Book by Sutherland Menzies
ON THE confines of that extensive forest-tract formerly spreading over so large a portion of the county of Kent, a remnant of which, to this day, is known as the weald of Kent, and where it stretched its almost impervious covert midway between Ashford and Canterbury during the prolonged reign of our second Henry, a family of Norman extraction by name Hugues (or Wulfric, as they were commonly called by the Saxon inhabitants of that district) had, under protection of the ancient forest laws, furtively erected for themselves alone and miserable habitation.
And amidst those sylvan fastnesses, ostensibly following the occupation of woodcutters, the wretched outcasts, for such, from some cause or other, they evidently were, had for many years maintained a secluded and precarious existence. Whether from the rooted antipathy still actively cherished against all of that usurping nation from which they derived their origin, or from recorded malpractice by their superstitious Anglo-Saxon neighbours, they had long been looked upon as belonging to the accursed race of wer-wolves, and as such churlishly refused work on the domains of the surrounding franklins or proprietors, so thoroughly was accredited the descent of the original lycanthropic stain transmitted from father to son through several generations.
That the Hugues Wulfric reckoned not a single friend among the adjacent homesteads of serf or freedman was not to be wondered at, possessing as they did so unenviable a reputation; for to them was invariably attributed even the misfortunes which chance alone might seem to have given birth. Did midnight fire consume the grange; — did the time-decayed barn, over-stored with an abundant harvest, tumble into ruins; — were the shocks of wheat lain prostrate over the fields by a tempest; — did the smut destroy the grain; — or the cattle perish, decimated by a murrain; — a child sink under some wasting malady; — or a woman give premature birth to her offspring, it was ever the Hugues Wulfric who were openly accused, eyed askance with mingled fear and detestation, the finger of young and old pointing them out with bitter execrations — in fine, they were almost as nearly classed feroe natura as their fabled prototype, and dealt with accordingly.
1. That woody district, at the period to which our tale belongs, was an immense forest, desolate of inhabitants, and only occupied by wild swine and deer; and though it is now filled with towns and villages and well peopled, the woods that remain sufficiently indicate its former extent.
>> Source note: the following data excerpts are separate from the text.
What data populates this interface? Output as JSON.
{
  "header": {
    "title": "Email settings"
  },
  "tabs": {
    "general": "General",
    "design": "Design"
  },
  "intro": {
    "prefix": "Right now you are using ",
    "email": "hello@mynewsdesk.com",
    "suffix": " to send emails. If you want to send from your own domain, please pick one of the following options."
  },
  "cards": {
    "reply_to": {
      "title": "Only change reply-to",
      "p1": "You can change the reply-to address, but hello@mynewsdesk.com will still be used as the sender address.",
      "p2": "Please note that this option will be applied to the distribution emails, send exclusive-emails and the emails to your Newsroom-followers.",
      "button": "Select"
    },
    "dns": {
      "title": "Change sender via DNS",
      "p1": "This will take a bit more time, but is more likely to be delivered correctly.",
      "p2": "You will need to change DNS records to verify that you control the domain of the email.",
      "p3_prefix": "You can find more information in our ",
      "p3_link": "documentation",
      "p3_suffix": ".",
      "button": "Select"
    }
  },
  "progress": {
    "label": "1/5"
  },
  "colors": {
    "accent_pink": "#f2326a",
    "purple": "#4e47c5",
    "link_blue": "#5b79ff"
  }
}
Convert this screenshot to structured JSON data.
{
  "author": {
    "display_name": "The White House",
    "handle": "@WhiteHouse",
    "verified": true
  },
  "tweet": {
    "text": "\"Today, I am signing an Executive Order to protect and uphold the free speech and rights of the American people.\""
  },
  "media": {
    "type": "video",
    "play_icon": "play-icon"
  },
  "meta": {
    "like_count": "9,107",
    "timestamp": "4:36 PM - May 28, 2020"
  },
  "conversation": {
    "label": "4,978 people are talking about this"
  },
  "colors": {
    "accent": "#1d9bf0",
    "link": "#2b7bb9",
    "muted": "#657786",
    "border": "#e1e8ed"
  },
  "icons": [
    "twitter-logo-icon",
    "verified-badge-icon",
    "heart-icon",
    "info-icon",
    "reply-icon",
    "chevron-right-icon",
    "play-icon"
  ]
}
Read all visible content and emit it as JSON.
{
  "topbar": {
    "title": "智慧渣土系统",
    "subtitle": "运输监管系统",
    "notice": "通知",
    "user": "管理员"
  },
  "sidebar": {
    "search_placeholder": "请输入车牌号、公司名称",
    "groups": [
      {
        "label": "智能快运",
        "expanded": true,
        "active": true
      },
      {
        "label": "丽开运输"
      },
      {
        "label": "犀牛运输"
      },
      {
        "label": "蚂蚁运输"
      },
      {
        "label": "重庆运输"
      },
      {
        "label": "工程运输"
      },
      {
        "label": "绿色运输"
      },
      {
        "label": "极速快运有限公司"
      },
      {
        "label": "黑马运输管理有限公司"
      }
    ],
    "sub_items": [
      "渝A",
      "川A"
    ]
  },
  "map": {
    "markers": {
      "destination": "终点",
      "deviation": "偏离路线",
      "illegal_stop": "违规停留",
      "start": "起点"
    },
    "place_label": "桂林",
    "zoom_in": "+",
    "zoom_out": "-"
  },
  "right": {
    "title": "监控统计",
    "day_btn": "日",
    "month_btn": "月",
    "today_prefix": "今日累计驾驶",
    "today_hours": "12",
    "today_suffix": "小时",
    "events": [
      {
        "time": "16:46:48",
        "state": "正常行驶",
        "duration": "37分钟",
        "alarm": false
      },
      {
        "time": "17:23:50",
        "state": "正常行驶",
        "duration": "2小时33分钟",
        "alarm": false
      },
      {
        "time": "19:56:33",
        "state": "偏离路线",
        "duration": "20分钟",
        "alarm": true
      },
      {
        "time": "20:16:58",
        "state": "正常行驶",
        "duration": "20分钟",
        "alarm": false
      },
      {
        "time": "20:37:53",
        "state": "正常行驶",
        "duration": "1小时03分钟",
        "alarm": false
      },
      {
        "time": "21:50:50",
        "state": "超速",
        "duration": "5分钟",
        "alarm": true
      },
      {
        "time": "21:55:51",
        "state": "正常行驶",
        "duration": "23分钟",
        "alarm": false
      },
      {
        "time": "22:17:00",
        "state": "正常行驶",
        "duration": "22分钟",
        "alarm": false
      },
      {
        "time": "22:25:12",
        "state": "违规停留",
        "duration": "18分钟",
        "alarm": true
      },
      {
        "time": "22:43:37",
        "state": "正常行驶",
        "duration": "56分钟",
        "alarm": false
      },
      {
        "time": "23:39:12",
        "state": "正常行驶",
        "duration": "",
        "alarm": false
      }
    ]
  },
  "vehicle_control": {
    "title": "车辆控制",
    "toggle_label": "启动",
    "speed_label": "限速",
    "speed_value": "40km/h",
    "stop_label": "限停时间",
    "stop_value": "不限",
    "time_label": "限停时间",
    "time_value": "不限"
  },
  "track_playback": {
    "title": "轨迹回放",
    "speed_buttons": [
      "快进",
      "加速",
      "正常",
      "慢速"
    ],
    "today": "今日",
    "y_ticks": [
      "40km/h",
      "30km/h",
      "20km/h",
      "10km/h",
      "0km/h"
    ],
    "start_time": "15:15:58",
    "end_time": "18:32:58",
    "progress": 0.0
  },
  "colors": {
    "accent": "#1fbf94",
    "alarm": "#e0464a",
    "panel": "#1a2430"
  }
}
2. King Edgar is said to have been the first who attempted to rid England of these animals; criminals even being pardoned by producing a stated number of these creatures’ tongues. Some centuries after they increased to such a degree as to become again the object of royal attention; and Edward I appointed persons to extirpate this obnoxious race. It is one of the principal bearings in armoury. Hugh, surnamed Lupus, the first Earl of Kent, bore for his crest a wolf’s head.
Terrible, indeed, were the tales told of them round the glowing hearth at eventide, whilst spinning the flax, or plucking the geese; equally affirmed too, in broad daylight, whilst driving the cows to pasturage, and most circumstantially discussed on Sundays between mass and vespers, by the gossip groups collected within Ashford parvyse, with most seasonable admixture of anathema and devout crossings. Witchcraft, larceny, murther, and sacrilege, formed prominent features in the bloody and mysterious scenes of which the Hugues Wulfric were the alleged actors: sometimes they were ascribed to the father, at others to the mother, and even the sister escaped not her share of vilification; fair would they have attributed an atrocious disposition to the unweaned babe, so great, so universal was the horror in which they held that race of Cain!
The churchyard at Ashford, and the stone cross, from whence diverged the several roads to London, Canterbury, and Ashford, situated midway between the two latter places, served, so tradition avouched, as nocturnal theatres for the unhallowed deeds of the Wulfrics, who thither prowled by moonlight, it was said, to batten on the freshly-buried dead, or drain the blood of any living wight who might be rash enough to venture among those solitary spots. True it was that the wolves had, during some of the severe winters, emerged from their forest lairs, and, entering the cemetery by a breach in its walls, goaded by famine, had actually disinterred the dead; true was it, also, that the Wolf’s Cross, as the hinds commonly designated it, had been stained with gore on one occasion through the fall of a drunken mendicant, who chanced to fracture his skull against a pointed angle of its basement. But these accidents, as well as a multitude of others, were attributed to the guilty intervention of the Wulfrics, under their fiendish guise of wer-wolves.